Paleontologists tend to search where they have already found fossils. Famous formations (Hell Creek, Morrison, Ischigualasto) receive more attention, resources, and researchers than unexplored regions. Countries with a paleontological tradition and research funding dominate the publications. This creates feedback loops: more discoveries attract more researchers, who make more discoveries in the same place, while vast regions of the planet remain virtually unexplored.

Temporal bias

The older the rock, the more likely it was destroyed by erosion, metamorphism, or subduction. We know many more Late Cretaceous species (83-66 million years ago, Mya) than Middle Triassic ones (247-237 Mya), partly because more Cretaceous rocks have survived. The apparent "explosion" of dinosaur diversity in the Cretaceous may be partly an artifact of preservation, not a faithful reflection of real diversity over time.
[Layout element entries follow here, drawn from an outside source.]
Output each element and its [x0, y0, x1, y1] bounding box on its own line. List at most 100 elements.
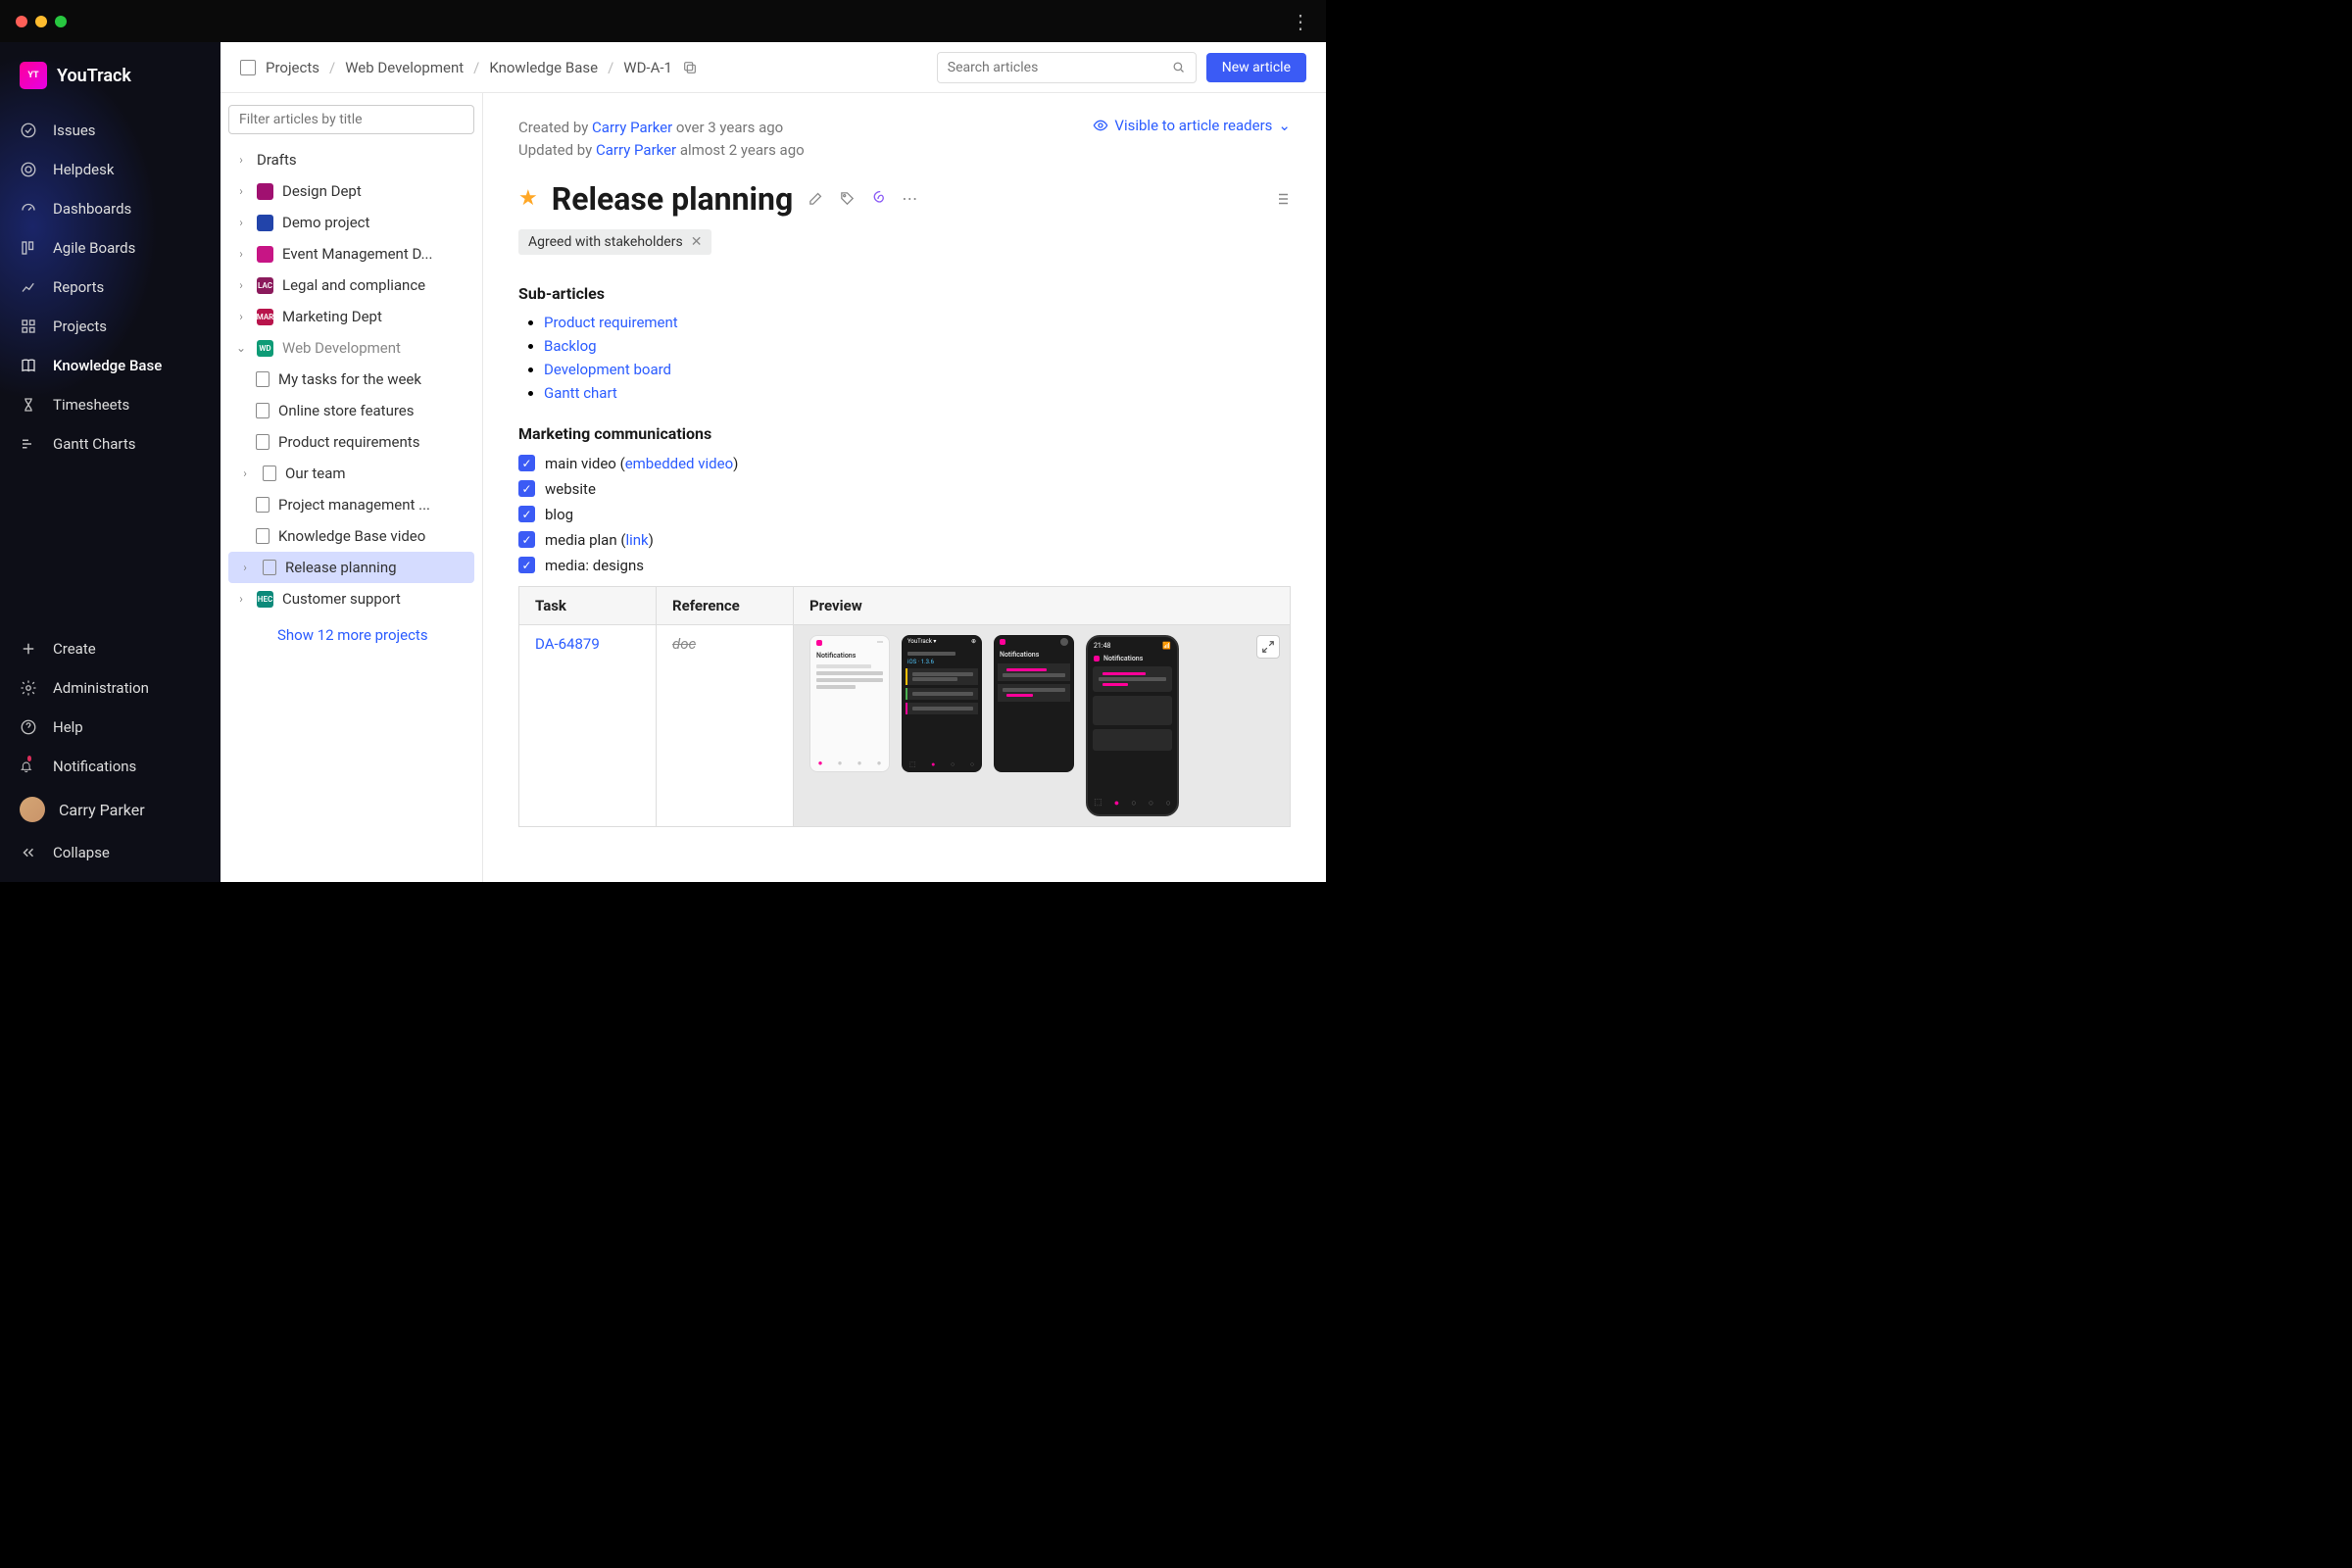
tag-chip[interactable]: Agreed with stakeholders ✕ [518, 229, 711, 255]
sidebar-user[interactable]: Carry Parker [0, 786, 220, 833]
tree-item-customer-support[interactable]: › HEC Customer support [228, 583, 474, 614]
panel-icon[interactable] [240, 60, 256, 75]
minimize-window-icon[interactable] [35, 16, 47, 27]
tree-item-kb-video[interactable]: Knowledge Base video [228, 520, 474, 552]
chevron-down-icon: ⌄ [234, 341, 248, 355]
sidebar-item-label: Administration [53, 679, 149, 697]
copy-icon[interactable] [682, 60, 698, 75]
tree-item-online-store[interactable]: Online store features [228, 395, 474, 426]
sidebar-item-timesheets[interactable]: Timesheets [0, 385, 220, 424]
more-icon[interactable]: ⋯ [901, 190, 918, 208]
book-icon [20, 357, 37, 374]
sidebar-collapse-label: Collapse [53, 844, 110, 861]
sidebar-item-agile-boards[interactable]: Agile Boards [0, 228, 220, 268]
sub-article-link[interactable]: Development board [544, 361, 671, 378]
sidebar-bottom: Create Administration Help Notifications… [0, 629, 220, 882]
sub-article-link[interactable]: Backlog [544, 337, 597, 355]
updated-by-link[interactable]: Carry Parker [596, 141, 676, 159]
edit-icon[interactable] [807, 190, 824, 208]
check-circle-icon [20, 122, 37, 139]
tree-item-our-team[interactable]: › Our team [228, 458, 474, 489]
window-titlebar: ⋮ [0, 0, 1326, 42]
checkbox-icon[interactable]: ✓ [518, 531, 535, 548]
sidebar-item-label: Issues [53, 122, 96, 139]
sub-article-link[interactable]: Gantt chart [544, 384, 617, 402]
tag-icon[interactable] [838, 190, 856, 208]
visibility-dropdown[interactable]: Visible to article readers ⌄ [1093, 117, 1291, 134]
tree-panel: › Drafts › Design Dept › Demo project › … [220, 93, 483, 882]
sub-articles-heading: Sub-articles [518, 284, 1291, 303]
table-cell-task: DA-64879 [519, 624, 657, 826]
article-meta: Created by Carry Parker over 3 years ago… [518, 117, 805, 163]
breadcrumb-item[interactable]: Web Development [345, 59, 464, 76]
sidebar-item-gantt-charts[interactable]: Gantt Charts [0, 424, 220, 464]
more-menu-icon[interactable]: ⋮ [1291, 10, 1310, 33]
eye-icon [1093, 118, 1108, 133]
sidebar-item-knowledge-base[interactable]: Knowledge Base [0, 346, 220, 385]
checklist-item: ✓ media plan (link) [518, 527, 1291, 553]
tree-item-label: Customer support [282, 590, 401, 608]
sidebar-item-label: Agile Boards [53, 239, 135, 257]
new-article-button[interactable]: New article [1206, 53, 1306, 82]
remove-tag-icon[interactable]: ✕ [691, 234, 703, 250]
sidebar-item-create[interactable]: Create [0, 629, 220, 668]
tree-item-marketing[interactable]: › MAR Marketing Dept [228, 301, 474, 332]
project-icon: WD [257, 340, 273, 357]
tree-item-proj-mgmt[interactable]: Project management ... [228, 489, 474, 520]
tree-item-release-planning[interactable]: › Release planning [228, 552, 474, 583]
sidebar-collapse[interactable]: Collapse [0, 833, 220, 872]
checkbox-icon[interactable]: ✓ [518, 455, 535, 471]
logo-icon: YT [20, 62, 47, 89]
sidebar-item-projects[interactable]: Projects [0, 307, 220, 346]
breadcrumb: Projects / Web Development / Knowledge B… [240, 59, 927, 76]
tree-item-design-dept[interactable]: › Design Dept [228, 175, 474, 207]
show-more-link[interactable]: Show 12 more projects [228, 614, 474, 644]
sidebar-item-help[interactable]: Help [0, 708, 220, 747]
tree-item-event-mgmt[interactable]: › Event Management D... [228, 238, 474, 270]
sidebar-item-notifications[interactable]: Notifications [0, 747, 220, 786]
checklist-link[interactable]: embedded video [625, 455, 733, 472]
task-link[interactable]: DA-64879 [535, 635, 600, 653]
tree-item-demo-project[interactable]: › Demo project [228, 207, 474, 238]
tree-item-product-req[interactable]: Product requirements [228, 426, 474, 458]
breadcrumb-item[interactable]: WD-A-1 [623, 59, 672, 76]
checkbox-icon[interactable]: ✓ [518, 557, 535, 573]
search-field[interactable] [948, 60, 1163, 75]
traffic-lights [16, 16, 67, 27]
project-icon [257, 215, 273, 231]
search-input[interactable] [937, 52, 1197, 83]
sidebar-item-reports[interactable]: Reports [0, 268, 220, 307]
filter-input[interactable] [228, 105, 474, 134]
checkbox-icon[interactable]: ✓ [518, 506, 535, 522]
tree-item-web-dev[interactable]: ⌄ WD Web Development [228, 332, 474, 364]
toc-icon[interactable] [1273, 190, 1291, 208]
sidebar-item-helpdesk[interactable]: Helpdesk [0, 150, 220, 189]
sidebar-item-issues[interactable]: Issues [0, 111, 220, 150]
device-mockups: ⋯ Notifications ●●●● YouTrack ▾⊕ iOS [809, 635, 1274, 816]
chart-line-icon [20, 278, 37, 296]
sidebar-item-dashboards[interactable]: Dashboards [0, 189, 220, 228]
sidebar-item-administration[interactable]: Administration [0, 668, 220, 708]
checklist-item: ✓ main video (embedded video) [518, 451, 1291, 476]
created-by-link[interactable]: Carry Parker [592, 119, 672, 136]
sub-articles-list: Product requirement Backlog Development … [518, 311, 1291, 405]
breadcrumb-sep: / [608, 59, 613, 76]
search-icon[interactable] [1171, 60, 1186, 74]
checklist-link[interactable]: link [625, 531, 648, 549]
close-window-icon[interactable] [16, 16, 27, 27]
maximize-window-icon[interactable] [55, 16, 67, 27]
sidebar-item-label: Create [53, 640, 96, 658]
spiral-icon[interactable] [869, 190, 887, 208]
article-panel: Created by Carry Parker over 3 years ago… [483, 93, 1326, 882]
expand-icon[interactable] [1256, 635, 1280, 659]
tree-item-drafts[interactable]: › Drafts [228, 144, 474, 175]
app-logo[interactable]: YT YouTrack [0, 62, 220, 107]
tree-item-my-tasks[interactable]: My tasks for the week [228, 364, 474, 395]
star-icon[interactable]: ★ [518, 186, 538, 211]
breadcrumb-sep: / [473, 59, 479, 76]
checkbox-icon[interactable]: ✓ [518, 480, 535, 497]
tree-item-legal[interactable]: › LAC Legal and compliance [228, 270, 474, 301]
sub-article-link[interactable]: Product requirement [544, 314, 678, 331]
breadcrumb-item[interactable]: Knowledge Base [489, 59, 598, 76]
breadcrumb-item[interactable]: Projects [266, 59, 319, 76]
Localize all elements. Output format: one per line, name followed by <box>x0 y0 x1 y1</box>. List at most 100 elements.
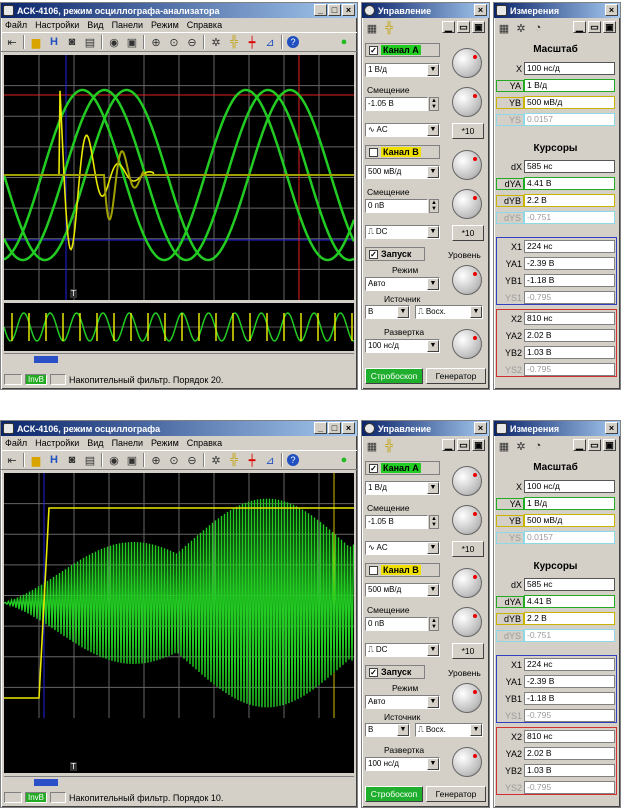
chip-icon[interactable]: ▦ <box>497 439 511 453</box>
scroll-thumb[interactable] <box>34 356 58 363</box>
channel-a-offset-spinner[interactable]: ▲ ▼ <box>429 97 439 111</box>
meas-restore-button[interactable]: ▭ <box>588 439 601 451</box>
trigger-level-knob[interactable] <box>452 265 482 295</box>
sweep-knob[interactable] <box>452 747 482 777</box>
open-folder-icon[interactable]: ▆ <box>29 35 43 49</box>
scope-display[interactable]: T <box>4 473 354 773</box>
horizontal-scrollbar[interactable] <box>4 353 354 365</box>
cursor-red-icon[interactable]: ┿ <box>245 453 259 467</box>
minimize-button[interactable]: _ <box>314 4 327 16</box>
status-aux[interactable] <box>50 792 67 803</box>
maximize-button[interactable]: □ <box>328 4 341 16</box>
gear-icon[interactable]: ✲ <box>514 21 528 35</box>
gear-icon[interactable]: ✲ <box>514 439 528 453</box>
maximize-button[interactable]: □ <box>328 422 341 434</box>
help-icon[interactable]: ? <box>287 36 299 48</box>
window-titlebar[interactable]: АСК-4106, режим осциллографа-анализатора… <box>1 3 357 18</box>
measurements-close-button[interactable]: × <box>605 422 618 434</box>
trigger-checkbox[interactable]: ✓ Запуск <box>365 247 425 261</box>
panel-restore-button[interactable]: ▭ <box>457 21 470 33</box>
display-icon[interactable]: ▣ <box>125 35 139 49</box>
trigger-source-select[interactable]: B ▼ <box>365 723 410 737</box>
menu-item[interactable]: Файл <box>5 20 27 30</box>
gear-icon[interactable]: ✲ <box>209 453 223 467</box>
menu-item[interactable]: Режим <box>151 20 179 30</box>
generator-button[interactable]: Генератор <box>426 786 486 802</box>
measure-icon[interactable]: ⊿ <box>263 453 277 467</box>
channel-b-offset-input[interactable]: 0 пВ <box>365 617 428 631</box>
panel-restore-button[interactable]: ▭ <box>457 439 470 451</box>
channel-b-offset-knob[interactable] <box>452 189 482 219</box>
cursor-icon[interactable]: ╬ <box>382 21 396 35</box>
trigger-mode-select[interactable]: Авто ▼ <box>365 695 440 709</box>
menu-item[interactable]: Справка <box>187 438 222 448</box>
zoom-fit-icon[interactable]: ⊙ <box>167 453 181 467</box>
control-titlebar[interactable]: Управление × <box>362 3 489 18</box>
eye-icon[interactable]: ◉ <box>107 453 121 467</box>
measurements-titlebar[interactable]: Измерения × <box>494 3 620 18</box>
scope-display[interactable]: T <box>4 55 354 300</box>
channel-a-offset-spinner[interactable]: ▲ ▼ <box>429 515 439 529</box>
open-folder-icon[interactable]: ▆ <box>29 453 43 467</box>
menu-item[interactable]: Вид <box>87 438 103 448</box>
channel-b-scale-select[interactable]: 500 мВ/д ▼ <box>365 165 440 179</box>
clock-icon[interactable]: ◔ <box>531 21 545 35</box>
chip-icon[interactable]: ▦ <box>497 21 511 35</box>
menu-item[interactable]: Настройки <box>35 20 79 30</box>
panel-close-button[interactable]: ▣ <box>472 439 485 451</box>
zoom-fit-icon[interactable]: ⊙ <box>167 35 181 49</box>
channel-a-offset-input[interactable]: -1.05 В <box>365 97 428 111</box>
run-indicator-icon[interactable]: ● <box>337 453 351 467</box>
print-icon[interactable]: ▤ <box>83 35 97 49</box>
menu-item[interactable]: Справка <box>187 20 222 30</box>
horizontal-scrollbar[interactable] <box>4 776 354 788</box>
trigger-source-select[interactable]: B ▼ <box>365 305 410 319</box>
channel-a-offset-knob[interactable] <box>452 505 482 535</box>
channel-a-x10-button[interactable]: *10 <box>452 541 484 557</box>
channel-b-scale-select[interactable]: 500 мВ/д ▼ <box>365 583 440 597</box>
control-close-button[interactable]: × <box>474 4 487 16</box>
eye-icon[interactable]: ◉ <box>107 35 121 49</box>
exit-icon[interactable]: ⇤ <box>5 35 19 49</box>
window-titlebar[interactable]: АСК-4106, режим осциллографа _ □ × <box>1 421 357 436</box>
strobe-button[interactable]: Стробоскоп <box>365 786 423 802</box>
cursor-red-icon[interactable]: ┿ <box>245 35 259 49</box>
exit-icon[interactable]: ⇤ <box>5 453 19 467</box>
cursor-yellow-icon[interactable]: ╬ <box>227 453 241 467</box>
print-icon[interactable]: ▤ <box>83 453 97 467</box>
cursor-yellow-icon[interactable]: ╬ <box>227 35 241 49</box>
channel-b-checkbox[interactable]: Канал B <box>365 145 440 159</box>
channel-a-x10-button[interactable]: *10 <box>452 123 484 139</box>
display-icon[interactable]: ▣ <box>125 453 139 467</box>
channel-b-checkbox[interactable]: Канал B <box>365 563 440 577</box>
channel-a-scale-select[interactable]: 1 В/д ▼ <box>365 63 440 77</box>
channel-a-scale-select[interactable]: 1 В/д ▼ <box>365 481 440 495</box>
camera-icon[interactable]: ◙ <box>65 453 79 467</box>
trigger-level-knob[interactable] <box>452 683 482 713</box>
zoom-out-icon[interactable]: ⊖ <box>185 35 199 49</box>
trigger-edge-select[interactable]: ⎍ Восх. ▼ <box>415 723 483 737</box>
zoom-in-icon[interactable]: ⊕ <box>149 453 163 467</box>
channel-b-x10-button[interactable]: *10 <box>452 643 484 659</box>
measurements-titlebar[interactable]: Измерения × <box>494 421 620 436</box>
channel-b-offset-spinner[interactable]: ▲ ▼ <box>429 199 439 213</box>
channel-a-checkbox[interactable]: ✓ Канал A <box>365 43 440 57</box>
zoom-out-icon[interactable]: ⊖ <box>185 453 199 467</box>
channel-b-scale-knob[interactable] <box>452 150 482 180</box>
panel-min-button[interactable]: ▁ <box>442 21 455 33</box>
trigger-edge-select[interactable]: ⎍ Восх. ▼ <box>415 305 483 319</box>
menu-item[interactable]: Настройки <box>35 438 79 448</box>
panel-min-button[interactable]: ▁ <box>442 439 455 451</box>
channel-b-x10-button[interactable]: *10 <box>452 225 484 241</box>
status-inva[interactable] <box>4 374 22 385</box>
close-button[interactable]: × <box>342 422 355 434</box>
channel-a-coupling-select[interactable]: ∿ AC ▼ <box>365 123 440 137</box>
clock-icon[interactable]: ◔ <box>531 439 545 453</box>
meas-restore-button[interactable]: ▭ <box>588 21 601 33</box>
channel-a-offset-input[interactable]: -1.05 В <box>365 515 428 529</box>
trigger-checkbox[interactable]: ✓ Запуск <box>365 665 425 679</box>
channel-b-offset-input[interactable]: 0 пВ <box>365 199 428 213</box>
control-titlebar[interactable]: Управление × <box>362 421 489 436</box>
channel-a-checkbox[interactable]: ✓ Канал A <box>365 461 440 475</box>
status-invb[interactable]: InvB <box>25 374 48 385</box>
What does this mean in practice?

Every statement about dinosaurs carries a margin of uncertainty created by taphonomic bias. When we say that "Tyrannosaurus rex was the largest predator in North America during the Maastrichtian," this is true within the limits of what the fossil record preserved. There may have been a larger predator that lived in dense forests and never fossilized, or that lived in a region whose rocks were destroyed. Modern paleontology incorporates this uncertainty into its models and avoids treating the fossil record as a complete census of the past.

References

Behrensmeyer, A.K., Kidwell, S.M. & Gastaldo, R.A. (2000). Taphonomy and paleobiology. Paleobiology, 26(S4), 103-147.

Wang, S.C. & Dodson, P. (2006). Estimating the diversity of dinosaurs. PNAS, 103(37), 13601-13605.

Kidwell, S.M. & Holland, S.M. (2002). The quality of the fossil record: implications for evolutionary analyses. Annual Review of Ecology and Systematics, 33, 561-588.

Briggs, D.E.G. (2003). The role of decay and mineralization in the preservation of soft-bodied fossils. Annual Review of Earth and Planetary Sciences, 31, 275-301.

Xing, L. et al. (2016). A feathered dinosaur tail with primitive plumage trapped in mid-Cretaceous amber. Current Biology, 26(24), 3352-3360.

Allison, P.A. & Bottjer, D.J. (2011). Taphonomy: bias and process through time. In: Taphonomy: Process and Bias Through Time. Topics in Geobiology 32, Springer.